Ramesh’s rules


India’s charismatic environment minister, Jairam Ramesh, survived the recent government reshuffle, despite rumours that his highly proactive defence of India’s environment would be his downfall. But no sooner was the reshuffle over than Ramesh found himself under renewed attack, this time from the powerful Reserve Bank of India.

In the quarterly review of the Indian economy released earlier this week, the bank noted that Foreign Direct Investment (FDI) to India fell by almost 36% between April and September, 2010, dropping from US$19.8 billion (130.3 billion yuan) in the same period of the previous fiscal year to US$12.6 billion (82.9 billion yuan). The bank report noted that India seemed to be suffering alone: flows to other major emerging economies were holding up. So what was going on?

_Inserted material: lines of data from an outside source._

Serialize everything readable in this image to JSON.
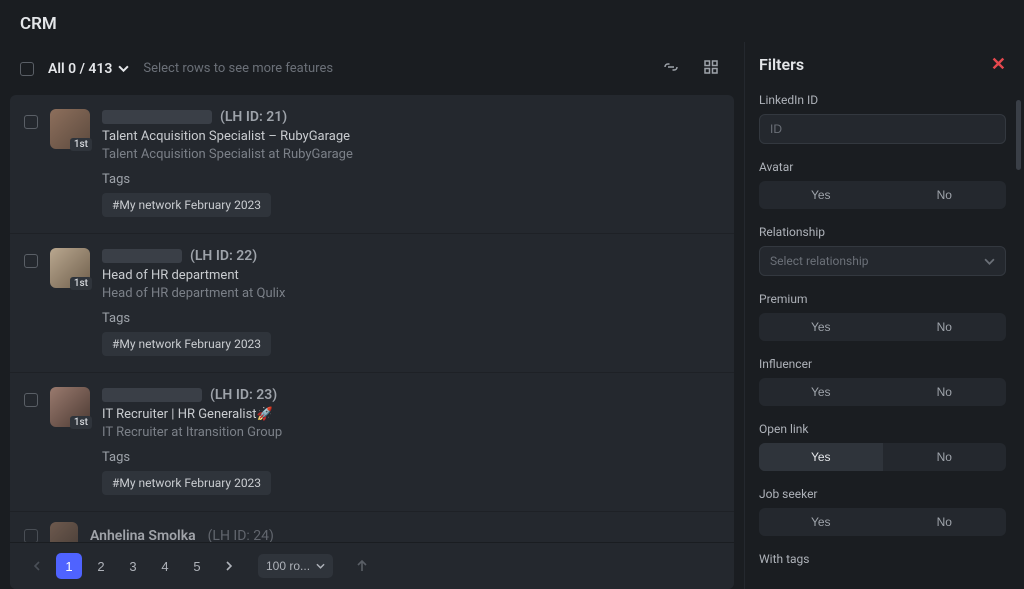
{
  "page": {
    "title": "CRM"
  },
  "toolbar": {
    "counter": "All 0 / 413",
    "hint": "Select rows to see more features"
  },
  "contacts": [
    {
      "lhid": "(LH ID: 21)",
      "degree": "1st",
      "headline": "Talent Acquisition Specialist – RubyGarage",
      "subline": "Talent Acquisition Specialist at RubyGarage",
      "tags_label": "Tags",
      "tag": "#My network February 2023"
    },
    {
      "lhid": "(LH ID: 22)",
      "degree": "1st",
      "headline": "Head of HR department",
      "subline": "Head of HR department at Qulix",
      "tags_label": "Tags",
      "tag": "#My network February 2023"
    },
    {
      "lhid": "(LH ID: 23)",
      "degree": "1st",
      "headline": "IT Recruiter | HR Generalist🚀",
      "subline": "IT Recruiter at Itransition Group",
      "tags_label": "Tags",
      "tag": "#My network February 2023"
    }
  ],
  "peek": {
    "name": "Anhelina Smolka",
    "lhid": "(LH ID: 24)"
  },
  "pager": {
    "pages": [
      "1",
      "2",
      "3",
      "4",
      "5"
    ],
    "size_label": "100 ro..."
  },
  "filters": {
    "title": "Filters",
    "linkedin_id": {
      "label": "LinkedIn ID",
      "placeholder": "ID"
    },
    "avatar": {
      "label": "Avatar",
      "yes": "Yes",
      "no": "No"
    },
    "relationship": {
      "label": "Relationship",
      "placeholder": "Select relationship"
    },
    "premium": {
      "label": "Premium",
      "yes": "Yes",
      "no": "No"
    },
    "influencer": {
      "label": "Influencer",
      "yes": "Yes",
      "no": "No"
    },
    "open_link": {
      "label": "Open link",
      "yes": "Yes",
      "no": "No"
    },
    "job_seeker": {
      "label": "Job seeker",
      "yes": "Yes",
      "no": "No"
    },
    "with_tags": {
      "label": "With tags"
    }
  }
}
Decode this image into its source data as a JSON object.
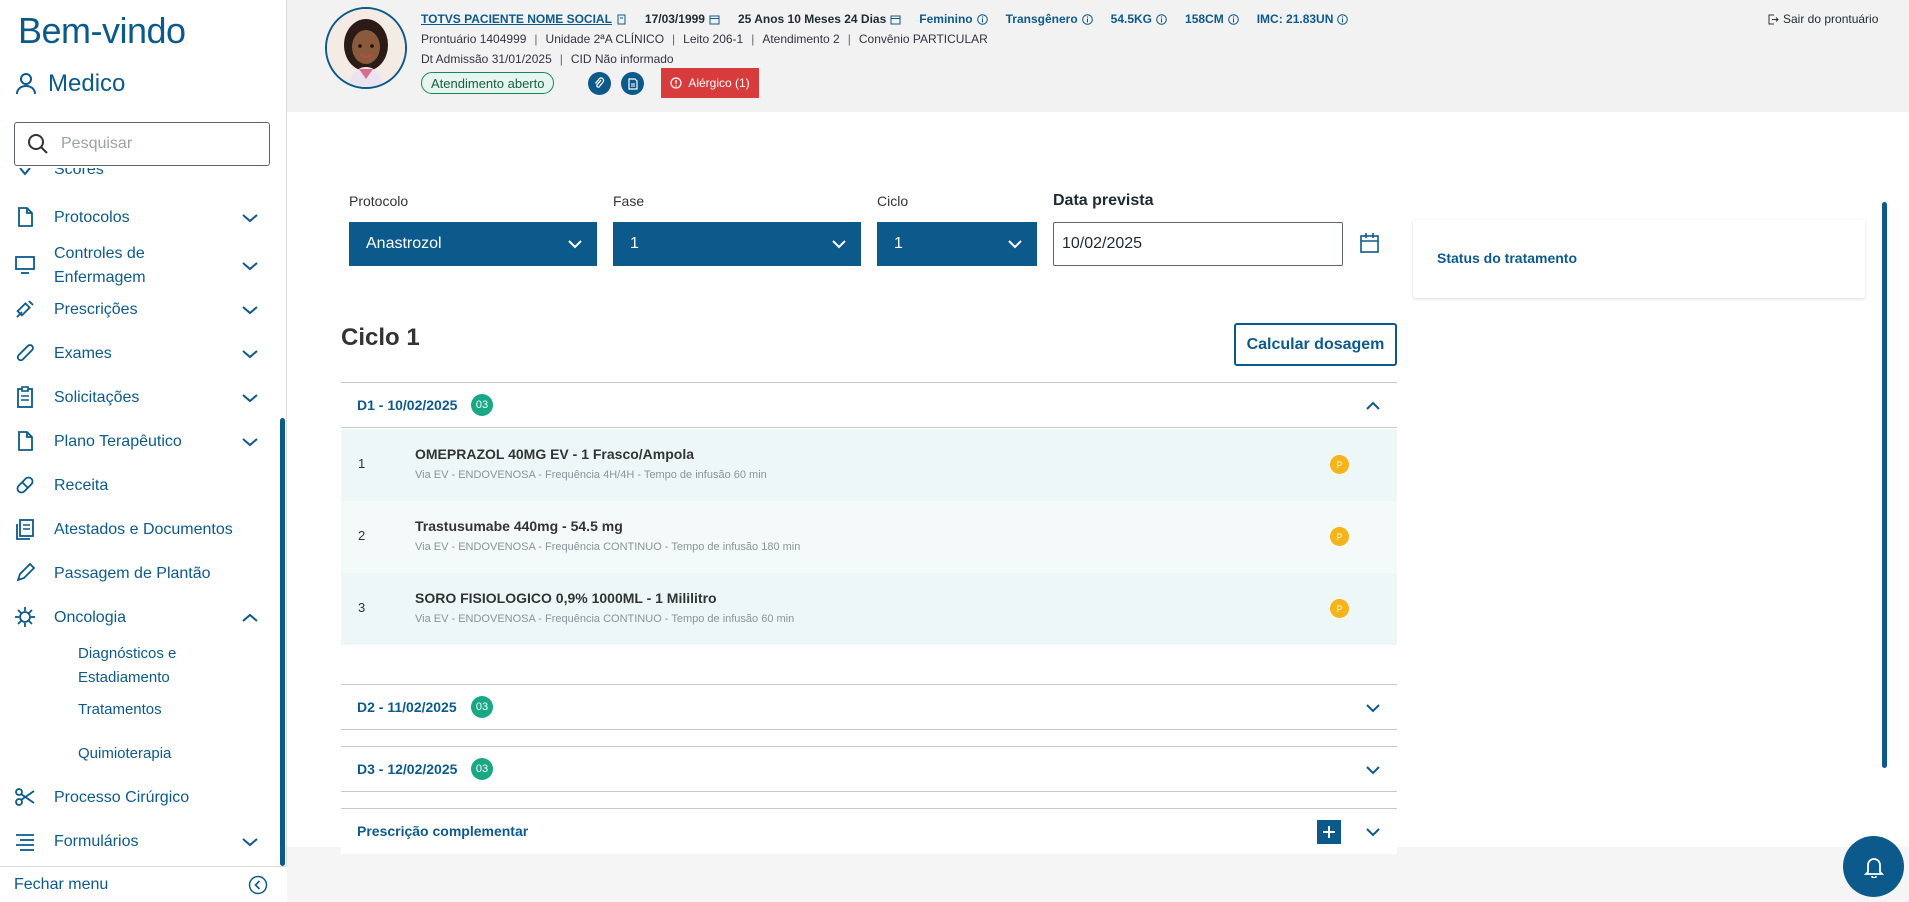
{
  "sidebar": {
    "welcome": "Bem-vindo",
    "user": "Medico",
    "search_placeholder": "Pesquisar",
    "items": [
      {
        "label": "Scores"
      },
      {
        "label": "Protocolos"
      },
      {
        "label": "Controles de Enfermagem"
      },
      {
        "label": "Prescrições"
      },
      {
        "label": "Exames"
      },
      {
        "label": "Solicitações"
      },
      {
        "label": "Plano Terapêutico"
      },
      {
        "label": "Receita"
      },
      {
        "label": "Atestados e Documentos"
      },
      {
        "label": "Passagem de Plantão"
      },
      {
        "label": "Oncologia"
      },
      {
        "label": "Processo Cirúrgico"
      },
      {
        "label": "Formulários"
      }
    ],
    "oncologia_sub": [
      "Diagnósticos e Estadiamento",
      "Tratamentos",
      "Quimioterapia"
    ],
    "footer": "Fechar menu"
  },
  "patient": {
    "name": "TOTVS PACIENTE NOME SOCIAL",
    "birth": "17/03/1999",
    "age": "25 Anos 10 Meses 24 Dias",
    "gender": "Feminino",
    "identity": "Transgênero",
    "weight": "54.5KG",
    "height": "158CM",
    "imc": "IMC: 21.83UN",
    "line2": [
      "Prontuário 1404999",
      "Unidade 2ªA CLÍNICO",
      "Leito 206-1",
      "Atendimento 2",
      "Convênio PARTICULAR"
    ],
    "line3": [
      "Dt Admissão 31/01/2025",
      "CID Não informado"
    ],
    "status": "Atendimento aberto",
    "allergy": "Alérgico (1)",
    "exit": "Sair do prontuário"
  },
  "form": {
    "protocolo_label": "Protocolo",
    "protocolo_value": "Anastrozol",
    "fase_label": "Fase",
    "fase_value": "1",
    "ciclo_label": "Ciclo",
    "ciclo_value": "1",
    "data_label": "Data prevista",
    "data_value": "10/02/2025"
  },
  "status_card": {
    "title": "Status do tratamento"
  },
  "cycle": {
    "title": "Ciclo 1",
    "calc_button": "Calcular dosagem",
    "days": [
      {
        "label": "D1 - 10/02/2025",
        "count": "03"
      },
      {
        "label": "D2 - 11/02/2025",
        "count": "03"
      },
      {
        "label": "D3 - 12/02/2025",
        "count": "03"
      }
    ],
    "drugs": [
      {
        "index": "1",
        "name": "OMEPRAZOL 40MG EV - 1 Frasco/Ampola",
        "detail": "Via EV - ENDOVENOSA - Frequência 4H/4H - Tempo de infusão 60 min",
        "badge": "P"
      },
      {
        "index": "2",
        "name": "Trastusumabe 440mg - 54.5 mg",
        "detail": "Via EV - ENDOVENOSA - Frequência CONTINUO - Tempo de infusão 180 min",
        "badge": "P"
      },
      {
        "index": "3",
        "name": "SORO FISIOLOGICO 0,9% 1000ML - 1 Mililitro",
        "detail": "Via EV - ENDOVENOSA - Frequência CONTINUO - Tempo de infusão 60 min",
        "badge": "P"
      }
    ],
    "complementar": "Prescrição complementar"
  },
  "colors": {
    "primary": "#0c5a8c",
    "allergy": "#d73b3b",
    "badge_green": "#18a884",
    "badge_orange": "#f5b41a"
  }
}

Investors might point to many possible factors, such as the increasing difficulty of obtaining visas to India and the bureaucratic obstacles to investment that the ever inventive Indian civil service has created. The bank made some reference to India’s notoriously poor infrastructure, land acquisition difficulties and what it coyly terms “procedural delays”, but it also pointed a finger at Jairam Ramesh for pursuing what the report calls “environment sensitive policies”, which have affected “investor sentiment”. 

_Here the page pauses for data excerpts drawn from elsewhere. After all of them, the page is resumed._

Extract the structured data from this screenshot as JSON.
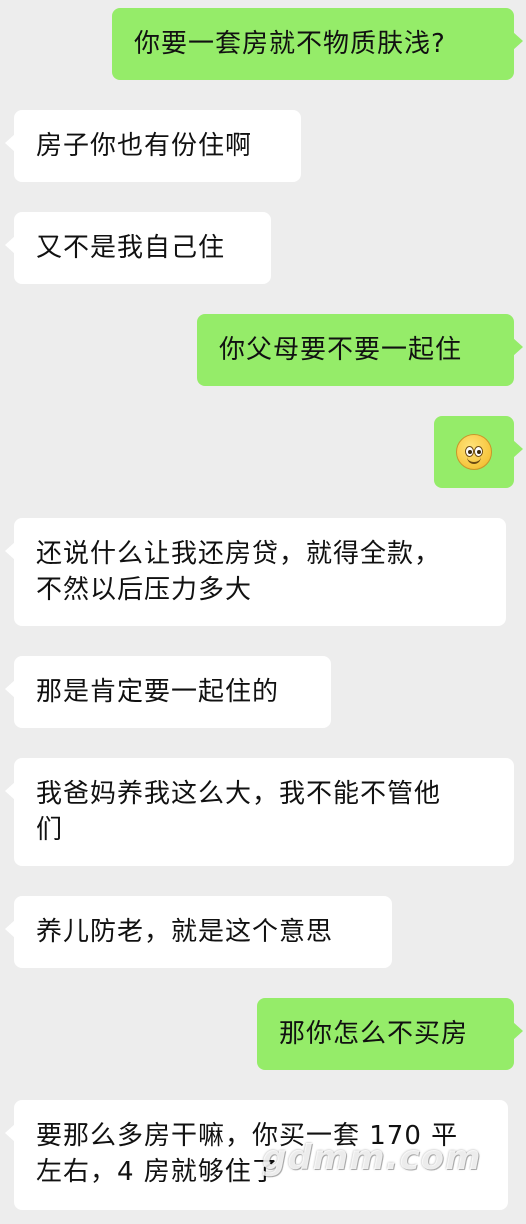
{
  "messages": [
    {
      "id": "m1",
      "side": "out",
      "text": "你要一套房就不物质肤浅?"
    },
    {
      "id": "m2",
      "side": "in",
      "text": "房子你也有份住啊"
    },
    {
      "id": "m3",
      "side": "in",
      "text": "又不是我自己住"
    },
    {
      "id": "m4",
      "side": "out",
      "text": "你父母要不要一起住"
    },
    {
      "id": "m5",
      "side": "out",
      "emoji": "smiling-face-emoji"
    },
    {
      "id": "m6",
      "side": "in",
      "text": "还说什么让我还房贷，就得全款，\n不然以后压力多大"
    },
    {
      "id": "m7",
      "side": "in",
      "text": "那是肯定要一起住的"
    },
    {
      "id": "m8",
      "side": "in",
      "text": "我爸妈养我这么大，我不能不管他\n们"
    },
    {
      "id": "m9",
      "side": "in",
      "text": "养儿防老，就是这个意思"
    },
    {
      "id": "m10",
      "side": "out",
      "text": "那你怎么不买房"
    },
    {
      "id": "m11",
      "side": "in",
      "text": "要那么多房干嘛，你买一套 170 平\n左右，4 房就够住了"
    }
  ],
  "watermark": "gdmm.com",
  "colors": {
    "background": "#ededed",
    "outgoing_bubble": "#95ec69",
    "incoming_bubble": "#ffffff",
    "text": "#111111"
  }
}
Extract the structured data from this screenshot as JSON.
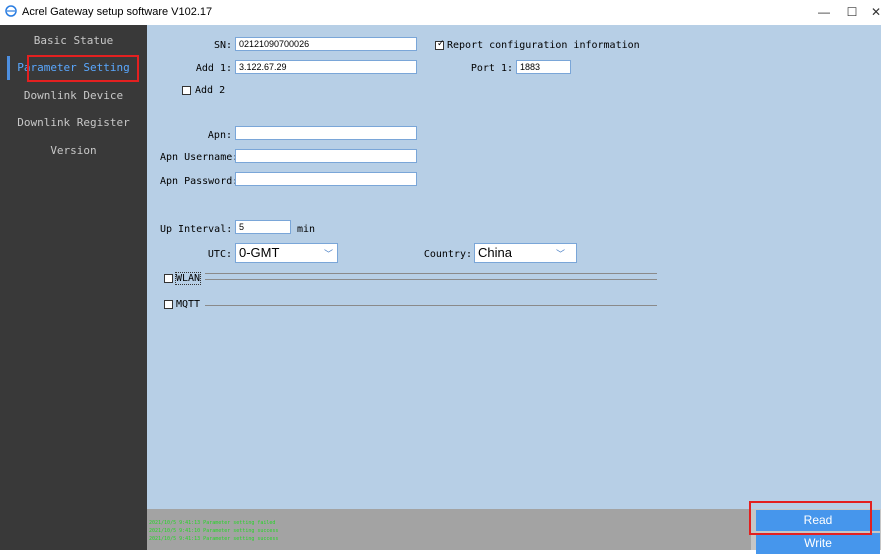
{
  "window": {
    "title": "Acrel Gateway setup software V102.17",
    "minimize": "—",
    "maximize": "☐",
    "close": "✕"
  },
  "sidebar": {
    "items": [
      {
        "label": "Basic Statue"
      },
      {
        "label": "Parameter Setting",
        "active": true
      },
      {
        "label": "Downlink Device"
      },
      {
        "label": "Downlink Register"
      },
      {
        "label": "Version"
      }
    ]
  },
  "form": {
    "sn_label": "SN:",
    "sn_value": "02121090700026",
    "report_label": "Report configuration information",
    "report_checked": true,
    "add1_label": "Add 1:",
    "add1_value": "3.122.67.29",
    "port1_label": "Port 1:",
    "port1_value": "1883",
    "add2_label": "Add 2",
    "add2_checked": false,
    "apn_label": "Apn:",
    "apn_value": "",
    "apn_user_label": "Apn Username:",
    "apn_user_value": "",
    "apn_pass_label": "Apn Password:",
    "apn_pass_value": "",
    "interval_label": "Up Interval:",
    "interval_value": "5",
    "interval_unit": "min",
    "utc_label": "UTC:",
    "utc_value": "0-GMT",
    "country_label": "Country:",
    "country_value": "China",
    "wlan_label": "WLAN",
    "wlan_checked": false,
    "mqtt_label": "MQTT",
    "mqtt_checked": false
  },
  "log": {
    "lines": [
      "2021/10/5 9:41:13  Parameter setting failed",
      "2021/10/5 9:41:10  Parameter setting success",
      "2021/10/5 9:41:13  Parameter setting success"
    ]
  },
  "buttons": {
    "read": "Read",
    "write": "Write"
  },
  "colors": {
    "sidebar_bg": "#393939",
    "main_bg": "#b7cfe6",
    "accent": "#4696ec",
    "highlight": "#e32020",
    "log_text": "#27d427"
  }
}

Among the investor sentiments negatively affected by environment sensitive policies was a highly controversial bauxite mining proposal in Orissa by the UK-based group Vedanta Resources, turned down by Ramesh last year. The proposal had attracted fierce worldwide criticism because, its critics argued, it threatened a number of vulnerable tribal groups and would desecrate land they considered scared.

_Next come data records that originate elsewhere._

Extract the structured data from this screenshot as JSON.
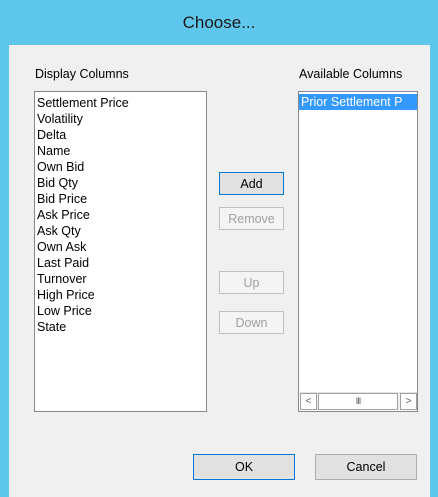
{
  "dialog": {
    "title": "Choose..."
  },
  "display_columns": {
    "label": "Display Columns",
    "items": [
      "Settlement Price",
      "Volatility",
      "Delta",
      "Name",
      "Own Bid",
      "Bid Qty",
      "Bid Price",
      "Ask Price",
      "Ask Qty",
      "Own Ask",
      "Last Paid",
      "Turnover",
      "High Price",
      "Low Price",
      "State"
    ]
  },
  "available_columns": {
    "label": "Available Columns",
    "items": [
      "Prior Settlement P"
    ],
    "selected_index": 0
  },
  "buttons": {
    "add": "Add",
    "remove": "Remove",
    "up": "Up",
    "down": "Down",
    "ok": "OK",
    "cancel": "Cancel"
  },
  "scrollbar": {
    "left_icon": "chevron-left-icon",
    "right_icon": "chevron-right-icon",
    "left_glyph": "<",
    "thumb_glyph": "III",
    "right_glyph": ">"
  },
  "colors": {
    "window_frame": "#60c7ec",
    "selection": "#3399ff"
  }
}
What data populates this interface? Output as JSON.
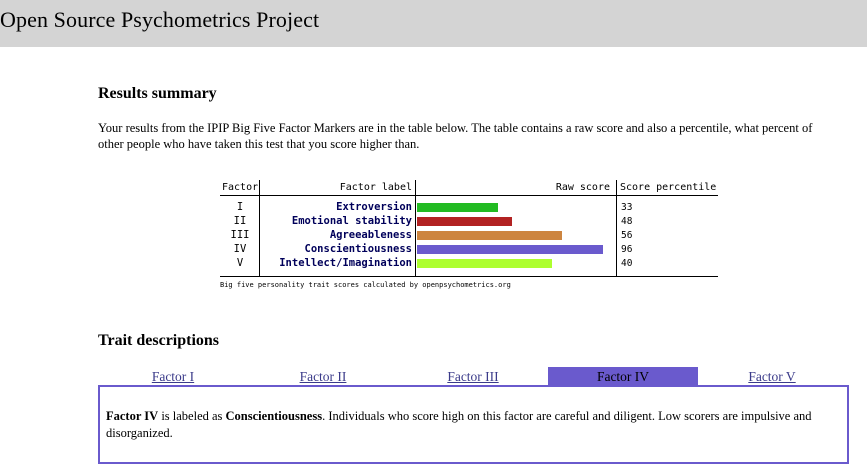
{
  "header": {
    "title": "Open Source Psychometrics Project"
  },
  "results": {
    "heading": "Results summary",
    "intro": "Your results from the IPIP Big Five Factor Markers are in the table below. The table contains a raw score and also a percentile, what percent of other people who have taken this test that you score higher than.",
    "columns": {
      "factor": "Factor",
      "label": "Factor label",
      "raw": "Raw score",
      "percentile": "Score percentile"
    },
    "rows": [
      {
        "roman": "I",
        "label": "Extroversion",
        "percentile": "33",
        "raw_fraction": 0.41,
        "color": "#22bb22"
      },
      {
        "roman": "II",
        "label": "Emotional stability",
        "percentile": "48",
        "raw_fraction": 0.48,
        "color": "#b22222"
      },
      {
        "roman": "III",
        "label": "Agreeableness",
        "percentile": "56",
        "raw_fraction": 0.73,
        "color": "#cd853f"
      },
      {
        "roman": "IV",
        "label": "Conscientiousness",
        "percentile": "96",
        "raw_fraction": 0.94,
        "color": "#6a5acd"
      },
      {
        "roman": "V",
        "label": "Intellect/Imagination",
        "percentile": "40",
        "raw_fraction": 0.68,
        "color": "#adff2f"
      }
    ],
    "footnote": "Big five personality trait scores calculated by openpsychometrics.org"
  },
  "traits": {
    "heading": "Trait descriptions",
    "tabs": [
      "Factor I",
      "Factor II",
      "Factor III",
      "Factor IV",
      "Factor V"
    ],
    "active_tab": "Factor IV",
    "description": {
      "factor": "Factor IV",
      "text1": " is labeled as ",
      "trait": "Conscientiousness",
      "text2": ". Individuals who score high on this factor are careful and diligent. Low scorers are impulsive and disorganized."
    }
  }
}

The company, of course, argued that their project would bring prosperity where there was poverty, but the history and track record of such large-scale mining projects suggests that the beneficiaries are rarely local people. They tend to lose the environment on which they depend, without benefitting from any jobs that may be created.

The fate of the local people was one of the security considerations that informed Ramesh’s decision against Vedanta. India is suffering from a Maoist insurgency that feeds on the discontent of people who have been pushed off their lands to make way for big business and mining interests. The second security factor is climate security: the mining project would have destroyed large swaths of forest at a time when India is pledged to increase its forest cover.

It has not been proved that the minister’s defence of the environment has cost India FDI, but even if the bank’s assertions were true in the short term, Jairam Ramesh’s decisions in favour of environmental protection will carry long term benefits, both for the Indian economy and the people on the ground.